Still, the short-term uncertainty is disruptive for business, said Mr Pang Kim Hin, chairman of the Mothercare franchise which has eight outlets in Malaysia. 'My gut feel tells me that most people will err on the side of caution...and leave the house only when necessary. This might lead to some business uncertainty,' he said. Still, it is 'business as usual' for corporations such as OCBC Bank, which has 29 branches in the country. So why do some businesses have fears and others do not? Different bosses with different outlooks? A more westermized boss realising that politics should not impact business so much vis-a-vis an Asian boss who is steeped in tradition and potentially questionable relationships that have helped revenue positions instead of true free open market competition like the rest of us in the world face?
Mr Phillip Overmyer, chief executive of the Singapore International Chamber of Commerce, said a major concern would be whether the ruling party and the opposition will find common ground on the BN's bumiputera policy - a legalised system of preferences for ethnic Malays.

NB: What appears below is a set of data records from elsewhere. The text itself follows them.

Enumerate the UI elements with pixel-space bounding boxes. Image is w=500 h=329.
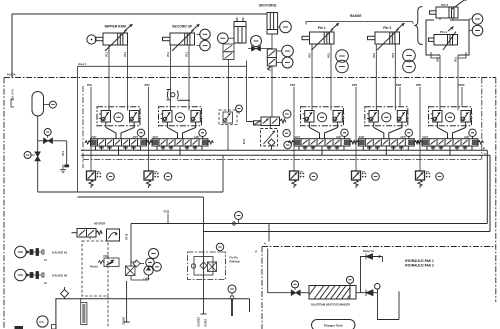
relief valve RV2 <box>144 171 153 188</box>
pilot line PR2 <box>148 87 150 171</box>
relief valve RV5 <box>416 171 425 188</box>
gauge G3 <box>218 33 229 44</box>
flow control with check <box>261 126 278 151</box>
svg-text:PR10: PR10 <box>458 83 465 87</box>
relief valve RV1 <box>87 171 96 188</box>
gauge pair right of box <box>472 14 483 25</box>
small fitting bottom left <box>52 325 57 329</box>
manifold boundary vertical left (dash-dot) <box>82 86 84 168</box>
wire ACC2 drop <box>228 60 230 113</box>
valve station 2 manifold <box>147 107 214 156</box>
manifold boundary vertical right (dash-dot) <box>481 78 483 160</box>
svg-text:PIn 4: PIn 4 <box>440 30 448 34</box>
gauge pair between station4/5 <box>403 49 416 62</box>
svg-text:V0.5: V0.5 <box>309 52 312 58</box>
filter element in tank <box>81 299 87 325</box>
orifice fitting on station2 port <box>167 90 191 101</box>
node diamond on pressure line <box>232 222 236 226</box>
wire pressure line y223 <box>131 223 487 225</box>
solenoid directional valve DIN pilot <box>247 117 286 126</box>
gauge on HX <box>346 276 353 283</box>
svg-text:PR2: PR2 <box>145 83 151 87</box>
wire pump connections <box>131 262 149 280</box>
svg-text:PcXDA: PcXDA <box>7 73 16 77</box>
wire section A drop <box>268 249 292 293</box>
svg-text:V0.75: V0.75 <box>126 233 129 240</box>
gauge on pressure line <box>235 212 243 220</box>
regulator box <box>107 229 120 241</box>
enclosure boundary top (dash-dot) <box>4 77 496 79</box>
plunger tank <box>312 320 356 329</box>
wire tank line y231 <box>204 231 491 233</box>
pilot stub PR8 <box>399 87 401 107</box>
solenoid valve stack DIN <box>267 49 276 70</box>
svg-text:PR4: PR4 <box>352 83 358 87</box>
gauge G5 <box>251 36 262 47</box>
svg-text:V2 SUC: V2 SUC <box>124 316 126 325</box>
gauge at drain valve <box>24 152 31 159</box>
svg-text:HEATER: HEATER <box>94 222 105 226</box>
relief valve RV4 <box>352 171 361 188</box>
reservoir tank outline <box>56 299 250 329</box>
wire box ports to station5 <box>440 55 458 111</box>
svg-text:PR5: PR5 <box>416 83 422 87</box>
wire CYL2 ports to station 2 <box>171 45 190 111</box>
svg-text:OIL/STEAM HEAT EXCHANGER: OIL/STEAM HEAT EXCHANGER <box>311 303 350 307</box>
wire drop to section A <box>268 224 270 242</box>
pump P1 <box>144 266 153 275</box>
relief valve RV3 <box>290 171 299 188</box>
motor M1 <box>37 316 48 327</box>
accumulator ACC2 vertical <box>234 18 246 44</box>
valve station 4 manifold <box>353 107 420 156</box>
gauge at accumulator <box>49 101 56 108</box>
pump motor group <box>149 249 159 259</box>
gauge at single cartridge <box>236 105 243 112</box>
wire HX outlet <box>356 292 378 294</box>
gauge pair right of CYL2 <box>200 29 210 39</box>
svg-text:V0.1: V0.1 <box>124 51 127 57</box>
wire jogs under cylinder box <box>431 52 466 58</box>
wire accumulator drop <box>37 116 39 192</box>
pilot line PR4 <box>355 87 357 171</box>
svg-text:V0.5: V0.5 <box>328 52 331 58</box>
valve station 1 manifold <box>85 107 152 156</box>
drain symbol to tank <box>60 165 66 173</box>
gauge at relief valve RV2 <box>164 173 172 181</box>
pilot stub PR10 <box>461 87 463 107</box>
svg-text:P: P <box>483 147 485 151</box>
cylinder CYL4 PIn3 <box>368 23 405 50</box>
cylinder CYL3 PIn1 <box>302 23 339 50</box>
svg-text:PIn 3: PIn 3 <box>383 26 391 30</box>
wire DIN cylinder drop <box>271 34 273 117</box>
wire riser x131 <box>130 224 132 267</box>
svg-text:V0.1: V0.1 <box>62 150 65 156</box>
svg-text:PIn 1: PIn 1 <box>318 26 326 30</box>
svg-text:HYDRAULIC PAK 2: HYDRAULIC PAK 2 <box>405 264 434 268</box>
pilot line PR1 <box>90 87 92 171</box>
dimension line RANGE <box>306 22 414 25</box>
pilot line PR3 <box>293 87 295 171</box>
wire CYL4 ports to station 4 <box>376 44 395 111</box>
single cartridge valve assembly <box>219 110 237 150</box>
enclosure box right cylinders <box>426 20 469 55</box>
wire CYL3 ports to station 3 <box>312 44 331 111</box>
gauge above filter box <box>216 243 223 250</box>
cylinder CYL1 main <box>96 24 133 51</box>
valve in HPU box <box>104 258 119 267</box>
svg-text:PdN Hok: PdN Hok <box>230 261 241 264</box>
heat exchanger HX1 <box>309 286 356 300</box>
svg-text:V100: V100 <box>103 255 109 258</box>
wire dump branch <box>361 257 383 293</box>
drain valve V2 <box>35 152 41 161</box>
svg-text:PR1: PR1 <box>87 83 93 87</box>
plugged line cap <box>64 165 69 168</box>
wire T riser right <box>489 155 491 231</box>
suction filter F1 <box>126 266 136 276</box>
off-line filter dashdot box <box>188 252 226 280</box>
wire return line A y192 <box>38 155 223 192</box>
gauge at HX inlet <box>291 281 298 288</box>
svg-text:V0.1: V0.1 <box>167 51 170 57</box>
enclosure boundary left (dash-dot) <box>3 78 5 329</box>
svg-text:PR8: PR8 <box>396 83 402 87</box>
svg-text:V2 RET: V2 RET <box>206 318 208 327</box>
wire line B y197 <box>78 197 204 314</box>
lower section boundary vertical (dash-dot) <box>261 247 263 329</box>
wire suction into tank <box>124 281 130 322</box>
accumulator ACC1 <box>32 92 44 117</box>
shutoff valve V1 <box>44 138 53 144</box>
lower section boundary horizontal (dash-dot) <box>262 246 496 248</box>
dump valve DV1 <box>366 254 373 260</box>
wire P riser right <box>486 150 488 223</box>
gauge pair between station3/4 <box>336 50 349 63</box>
brace right group <box>414 7 422 45</box>
svg-text:PR: PR <box>426 172 429 174</box>
filter loop internals <box>191 257 216 276</box>
gauge set GS2 <box>15 269 27 281</box>
wire left frame line <box>11 14 13 78</box>
svg-text:V0.5: V0.5 <box>455 56 458 62</box>
check valve CV1 <box>366 290 373 297</box>
manifold boundary horizontal (dash-dot) <box>83 159 482 161</box>
svg-text:GAUGE #1: GAUGE #1 <box>52 251 68 255</box>
svg-text:V0.5: V0.5 <box>437 56 440 62</box>
valve station 5 manifold <box>417 107 484 156</box>
wire T bus <box>81 154 490 156</box>
svg-text:FCB: FCB <box>164 210 170 214</box>
rod end gauge CYL1 <box>87 35 96 44</box>
wire feed to DIN pilot valve <box>246 66 248 121</box>
dashed stub heater to box <box>89 237 91 242</box>
gauge set GS1 <box>15 246 27 258</box>
valve stack under ACC2 <box>223 43 240 60</box>
wire P bus <box>81 149 487 151</box>
pilot line PR5 <box>419 87 421 171</box>
gauge at relief valve RV1 <box>107 173 115 181</box>
svg-text:V1.5 RET: V1.5 RET <box>199 316 201 327</box>
gauge pair DIN stack <box>282 45 294 57</box>
HPU dashed enclosure <box>82 241 108 296</box>
svg-text:B.11: B.11 <box>243 138 246 144</box>
svg-text:HYDRAULIC PAK 1: HYDRAULIC PAK 1 <box>405 259 434 263</box>
svg-text:PIn 5: PIn 5 <box>441 3 449 7</box>
breather diamond <box>61 287 69 299</box>
svg-text:PR3: PR3 <box>290 83 296 87</box>
check valve diamond <box>133 260 140 267</box>
gauge at valve V1 <box>44 129 51 136</box>
gauge at DIN cylinder <box>280 21 292 33</box>
svg-text:PR: PR <box>154 172 157 174</box>
svg-text:PR: PR <box>300 172 303 174</box>
wire vertical x77 <box>77 66 79 192</box>
enclosure boundary right (dash-dot) <box>495 78 497 303</box>
svg-text:class 1: class 1 <box>78 63 87 66</box>
svg-text:NIPPER RAM: NIPPER RAM <box>105 25 126 29</box>
shutoff valve HX <box>291 290 300 296</box>
dashed drop line <box>107 296 109 327</box>
gauge at relief valve RV5 <box>436 173 444 181</box>
wire drain header y66 <box>78 61 247 67</box>
wire tee to shutoff <box>38 141 67 165</box>
svg-text:GAUGE #2: GAUGE #2 <box>52 274 68 278</box>
svg-text:PR: PR <box>97 172 100 174</box>
svg-text:V0.1: V0.1 <box>186 51 189 57</box>
gauge at relief valve RV4 <box>372 173 380 181</box>
gauge above solenoid valve <box>283 110 291 118</box>
svg-text:V0.1: V0.1 <box>106 51 109 57</box>
svg-text:PR: PR <box>362 172 365 174</box>
title block mark <box>15 326 24 329</box>
wire CYL1 ports to station 1 <box>109 45 128 111</box>
gauge pair at flow control <box>283 130 290 137</box>
svg-text:V0.5: V0.5 <box>392 52 395 58</box>
valve station 3 manifold <box>289 107 356 156</box>
FCB tap <box>167 214 169 224</box>
svg-text:T: T <box>484 152 486 156</box>
svg-text:V0.5: V0.5 <box>373 52 376 58</box>
wire top frame line <box>12 13 267 15</box>
wire plunger tank loop <box>375 284 381 290</box>
temperature probe <box>228 285 236 293</box>
svg-text:Dump Vlv: Dump Vlv <box>363 250 375 253</box>
wire return into tank <box>200 313 206 315</box>
svg-text:Plunger Tank: Plunger Tank <box>324 324 343 328</box>
svg-text:SECOND UP: SECOND UP <box>172 25 193 29</box>
wire PIn5 stubs <box>440 18 453 20</box>
svg-text:Flo-Flx: Flo-Flx <box>230 257 239 260</box>
gauge at relief valve RV3 <box>310 173 318 181</box>
cylinder CYL2 second <box>163 24 200 51</box>
isolation valve DIN <box>252 46 261 51</box>
svg-text:Pulled: Pulled <box>90 266 98 269</box>
svg-text:RANGE: RANGE <box>350 14 362 18</box>
svg-text:DIN FORCE: DIN FORCE <box>259 4 277 8</box>
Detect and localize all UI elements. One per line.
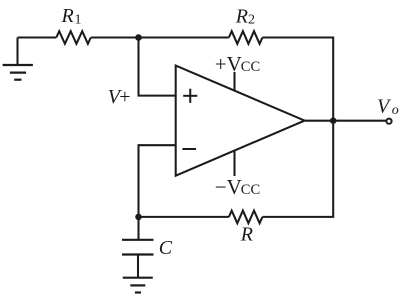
resistor R (229, 211, 263, 224)
label V+ (108, 86, 131, 108)
label -VCC (215, 175, 260, 199)
wire: node B down to capacitor (137, 217, 139, 240)
svg-text:R: R (61, 5, 74, 27)
svg-text:R: R (235, 6, 248, 28)
node A (junction at top) (135, 34, 142, 41)
svg-text:+V: +V (215, 52, 242, 76)
-VCC supply stub (233, 150, 235, 176)
label R2 (235, 6, 255, 28)
resistor R2 (229, 31, 263, 44)
svg-text:1: 1 (75, 13, 82, 28)
svg-text:o: o (392, 103, 399, 118)
label R1 (61, 5, 82, 28)
svg-text:CC: CC (241, 182, 260, 198)
wire: R2 to top-right corner, down to output node (262, 38, 333, 121)
+VCC supply stub (233, 72, 235, 91)
capacitor C (122, 240, 154, 278)
node B (bottom junction) (135, 214, 142, 221)
op-amp U1 (176, 66, 305, 176)
svg-text:V: V (377, 96, 392, 118)
wire: R to node B (139, 216, 229, 218)
wire: node A to R2 (139, 36, 229, 38)
wire: R1 to node A (91, 36, 139, 38)
node C (output junction) (330, 117, 337, 124)
wire: output of op-amp to terminal (305, 120, 386, 122)
ground (top-left) (3, 38, 33, 80)
ground (bottom) (123, 278, 153, 293)
svg-text:CC: CC (241, 59, 260, 75)
svg-text:−V: −V (215, 175, 242, 199)
terminal Vo (open circle) (386, 119, 391, 124)
label +VCC (215, 52, 260, 76)
svg-text:+: + (119, 86, 130, 108)
wire: output node down, left to R (262, 121, 333, 217)
wire: - input left and down to bottom junction (139, 145, 176, 217)
wire: ground to R1 (18, 36, 57, 38)
svg-text:R: R (240, 224, 253, 246)
wire: node A down and right to + input (139, 38, 176, 96)
label Vo (377, 96, 399, 118)
resistor R1 (56, 31, 91, 44)
svg-text:C: C (159, 237, 173, 259)
svg-text:2: 2 (248, 13, 255, 28)
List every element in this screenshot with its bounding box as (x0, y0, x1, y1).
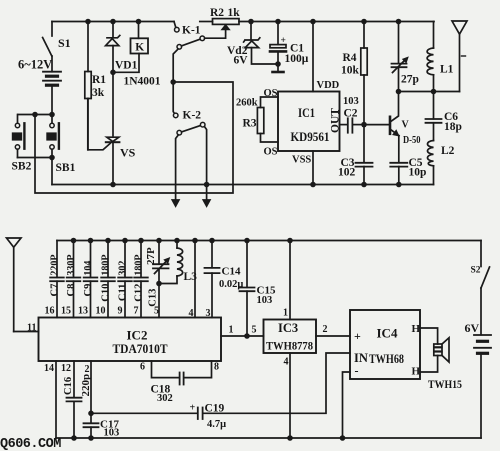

In the longer term, companies are largely confident that the effects of this election will be positive. But others are more cautious. Mr Steven Tang, marketing and purchasing director for Nico Steel Solutions, foresees that 'it might become more difficult for any policies to be passed as the opposition is growing stronger'. Why more difficult for any policies to be passed due to the opposition? Have previous policies passed been so much in your favour, Mr. Tang, that now you are afraid that it is time to reel in the profit numbers which may have been obscenely obtained at the expense of the people in general?
Ahh ... it is so much easier to write on foreign politics rather then local politics ... there is lesser of an impending sense of doom that the PAP's gargantuan and well connected machinery will come down hard on me. And in commenting on Malaysian issues we do not suffer this sub-judice nonsense so prevalent in the South.
Of course now that some cases are post-judice everyone has forgotten about them .... NKF (and now Ren Ci?) ... SIA's Ms. Then vs uber rich socialite wife? Wherein lies the ethics and graciousness of our society when the high flyers demonstrate so clearly and irrevocably that the way to live life is to run everyone else down with either legal knowledge, power or money or a combination of all of the above? The SIA case would be a crime against human dignity if one were to apply United Nation standards and covenants ... I wonder what kind of punishment that begets?
Use your vote wisely. Every vote matters.